For other examples, see the contents of the files system.file("examples/sir.cpp", package = "dust") and system.file("examples/sirs.cpp", package = "dust"), which are the basis of the sir and sirs models in dust::dust_example.

Once set up, the compare function can be used. First, create the model

mod <- volatility$new(list(alpha = 0.91, sigma = 1), 0, 30L)

We can confirm that we can use this model to compare with data:

mod$has_compare()
#> [1] TRUE

Next, set data into the object:

mod$set_data(dust::dust_data(data))
#> NULL

Then, run to any point in the data set:

y <- mod$run(1)

We can now compute the likelihood at this point:

mod$compare_data()
#>  [1]  -5.528530  -9.368962  -1.665853  -5.861999  -4.503299  -5.919555
#>  [7]  -7.388396  -9.945633  -3.567999  -4.521835  -9.848892  -8.092879
#> [13]  -5.229132  -5.315950 -12.314851 -12.769752  -7.211318  -6.998872
#> [19] -12.498875  -7.345079  -3.475535  -3.114485  -6.987432 -15.280960
#> [25]  -4.516923  -6.414793  -6.417328 -10.354585  -6.841772 -21.357987

This will line up with the R version:

volatility_compare(y, data[1, ], list(tau = 1, gamma = 1))
#>  [1]  -5.528530  -9.368962  -1.665853  -5.861999  -4.503299  -5.919555
#>  [7]  -7.388396  -9.945633  -3.567999  -4.521835  -9.848892  -8.092879
#> [13]  -5.229132  -5.315950 -12.314851 -12.769752  -7.211318  -6.998872
#> [19] -12.498875  -7.345079  -3.475535  -3.114485  -6.987432 -15.280960
#> [25]  -4.516923  -6.414793  -6.417328 -10.354585  -6.841772 -21.357987

You can also run a basic bootstrap particle filter using this approach:

mod$update_state(pars = list(alpha = 0.91, sigma = 1), time = 0)
res <- mod$filter(save_trajectories = TRUE)

This gives an overall likelihood:

res$log_likelihood
#> [1] -190.458

and, as we provided save_trajectories = TRUE, filtered trajectories during the simulation:

matplot(t(drop(res$trajectories)), type = "l", lty = 1, col = "#00000022")
points(observed ~ time, data, type = "p", pch = 19, col = "blue")

Typically, you would use the much higher level interface in mcstate for this, though.

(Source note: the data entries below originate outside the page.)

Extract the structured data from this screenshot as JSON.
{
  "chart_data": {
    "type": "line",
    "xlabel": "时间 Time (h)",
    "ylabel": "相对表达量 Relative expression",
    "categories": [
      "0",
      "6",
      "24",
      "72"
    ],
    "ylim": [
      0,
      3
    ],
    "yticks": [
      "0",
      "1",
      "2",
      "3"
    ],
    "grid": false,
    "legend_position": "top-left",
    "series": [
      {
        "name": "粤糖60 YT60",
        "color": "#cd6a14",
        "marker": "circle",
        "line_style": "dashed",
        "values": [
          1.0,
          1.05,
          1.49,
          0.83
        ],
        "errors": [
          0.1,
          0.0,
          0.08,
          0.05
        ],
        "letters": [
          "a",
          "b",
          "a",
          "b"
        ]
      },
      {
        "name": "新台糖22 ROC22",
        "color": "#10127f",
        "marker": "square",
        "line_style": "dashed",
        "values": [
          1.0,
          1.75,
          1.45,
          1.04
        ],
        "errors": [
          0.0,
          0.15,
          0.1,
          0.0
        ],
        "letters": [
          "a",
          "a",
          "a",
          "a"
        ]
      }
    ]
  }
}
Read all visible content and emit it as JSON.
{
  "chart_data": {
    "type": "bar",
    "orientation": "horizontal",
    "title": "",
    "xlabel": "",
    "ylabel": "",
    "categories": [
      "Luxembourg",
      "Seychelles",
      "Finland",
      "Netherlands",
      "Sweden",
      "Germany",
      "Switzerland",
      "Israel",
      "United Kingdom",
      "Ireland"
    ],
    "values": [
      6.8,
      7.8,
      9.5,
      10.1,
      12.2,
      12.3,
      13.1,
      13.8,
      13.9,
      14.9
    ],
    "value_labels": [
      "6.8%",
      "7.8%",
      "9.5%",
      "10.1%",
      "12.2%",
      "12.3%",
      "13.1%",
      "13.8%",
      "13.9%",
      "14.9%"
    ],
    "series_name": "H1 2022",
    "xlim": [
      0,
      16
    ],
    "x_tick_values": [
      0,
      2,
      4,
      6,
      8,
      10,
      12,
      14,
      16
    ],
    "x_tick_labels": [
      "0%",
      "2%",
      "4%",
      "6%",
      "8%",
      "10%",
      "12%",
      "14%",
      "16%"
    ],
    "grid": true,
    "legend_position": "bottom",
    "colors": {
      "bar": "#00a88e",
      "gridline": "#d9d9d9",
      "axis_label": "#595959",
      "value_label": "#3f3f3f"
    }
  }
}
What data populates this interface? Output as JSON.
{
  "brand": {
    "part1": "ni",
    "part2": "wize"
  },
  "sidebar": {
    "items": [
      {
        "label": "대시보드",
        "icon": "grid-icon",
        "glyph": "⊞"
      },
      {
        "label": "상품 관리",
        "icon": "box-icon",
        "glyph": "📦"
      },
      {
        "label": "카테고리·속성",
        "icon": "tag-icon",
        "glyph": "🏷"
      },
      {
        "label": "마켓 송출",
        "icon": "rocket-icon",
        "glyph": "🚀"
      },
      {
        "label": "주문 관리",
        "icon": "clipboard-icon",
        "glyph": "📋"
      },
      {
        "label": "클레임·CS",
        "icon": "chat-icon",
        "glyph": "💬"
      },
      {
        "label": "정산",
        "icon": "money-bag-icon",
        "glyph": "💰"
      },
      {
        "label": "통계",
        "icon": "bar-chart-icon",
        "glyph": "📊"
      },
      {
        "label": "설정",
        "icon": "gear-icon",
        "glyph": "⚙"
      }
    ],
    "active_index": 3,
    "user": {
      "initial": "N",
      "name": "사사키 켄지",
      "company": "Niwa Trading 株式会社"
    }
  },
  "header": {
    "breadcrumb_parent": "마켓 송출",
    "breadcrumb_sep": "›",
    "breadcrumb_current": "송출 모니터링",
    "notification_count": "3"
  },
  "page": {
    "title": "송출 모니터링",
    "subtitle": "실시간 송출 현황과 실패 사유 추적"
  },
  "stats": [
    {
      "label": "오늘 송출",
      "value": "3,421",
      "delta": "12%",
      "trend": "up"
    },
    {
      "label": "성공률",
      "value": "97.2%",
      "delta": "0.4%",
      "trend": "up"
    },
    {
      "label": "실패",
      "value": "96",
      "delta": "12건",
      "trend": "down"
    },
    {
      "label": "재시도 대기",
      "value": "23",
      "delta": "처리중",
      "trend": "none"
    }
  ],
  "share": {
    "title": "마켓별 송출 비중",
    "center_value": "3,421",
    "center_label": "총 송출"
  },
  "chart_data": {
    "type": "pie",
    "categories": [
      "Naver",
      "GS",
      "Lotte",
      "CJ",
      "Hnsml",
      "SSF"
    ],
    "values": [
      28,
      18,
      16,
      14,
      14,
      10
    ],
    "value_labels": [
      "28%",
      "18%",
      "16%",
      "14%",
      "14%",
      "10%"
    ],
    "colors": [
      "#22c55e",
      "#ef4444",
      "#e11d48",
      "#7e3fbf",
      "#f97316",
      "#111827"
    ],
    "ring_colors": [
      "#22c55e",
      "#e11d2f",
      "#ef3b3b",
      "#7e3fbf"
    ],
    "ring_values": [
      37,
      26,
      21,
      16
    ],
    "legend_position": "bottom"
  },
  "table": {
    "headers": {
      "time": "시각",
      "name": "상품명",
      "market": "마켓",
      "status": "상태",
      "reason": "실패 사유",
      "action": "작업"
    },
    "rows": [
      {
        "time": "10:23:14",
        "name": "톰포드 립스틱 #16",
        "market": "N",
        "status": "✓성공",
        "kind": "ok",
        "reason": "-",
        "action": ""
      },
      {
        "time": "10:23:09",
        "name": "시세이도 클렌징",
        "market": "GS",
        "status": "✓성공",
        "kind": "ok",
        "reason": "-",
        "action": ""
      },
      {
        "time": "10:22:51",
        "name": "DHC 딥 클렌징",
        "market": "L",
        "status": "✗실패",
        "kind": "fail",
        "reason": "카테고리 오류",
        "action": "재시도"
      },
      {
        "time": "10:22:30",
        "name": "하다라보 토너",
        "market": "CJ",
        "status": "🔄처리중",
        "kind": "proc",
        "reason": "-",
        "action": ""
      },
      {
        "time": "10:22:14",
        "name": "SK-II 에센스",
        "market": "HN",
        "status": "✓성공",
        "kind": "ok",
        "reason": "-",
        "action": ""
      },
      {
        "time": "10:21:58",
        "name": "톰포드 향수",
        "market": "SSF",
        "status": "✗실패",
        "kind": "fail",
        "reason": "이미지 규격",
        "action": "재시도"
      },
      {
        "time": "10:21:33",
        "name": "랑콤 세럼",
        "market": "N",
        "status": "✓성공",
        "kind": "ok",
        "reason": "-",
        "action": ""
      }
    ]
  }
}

Some additional work is required if you want to run the comparison on a GPU, see vignette("gpu") for more details.

Coping with missing data

In the real-world, you will have missing data. If this is possible then the data type for your input data must be real_type (and not int, even if it is a count), because you will want to use std::isnan() against the data and this is only possibly true for floating point types.

We expect that the likelihood will be a sum over components per data stream. As such, in the case of missing input data, your likelihood for that component should be exactly zero. This way if no data streams are present all particles will return a likelihood of exactly zero. In the case where this happens, the particle filter will not reorder particles.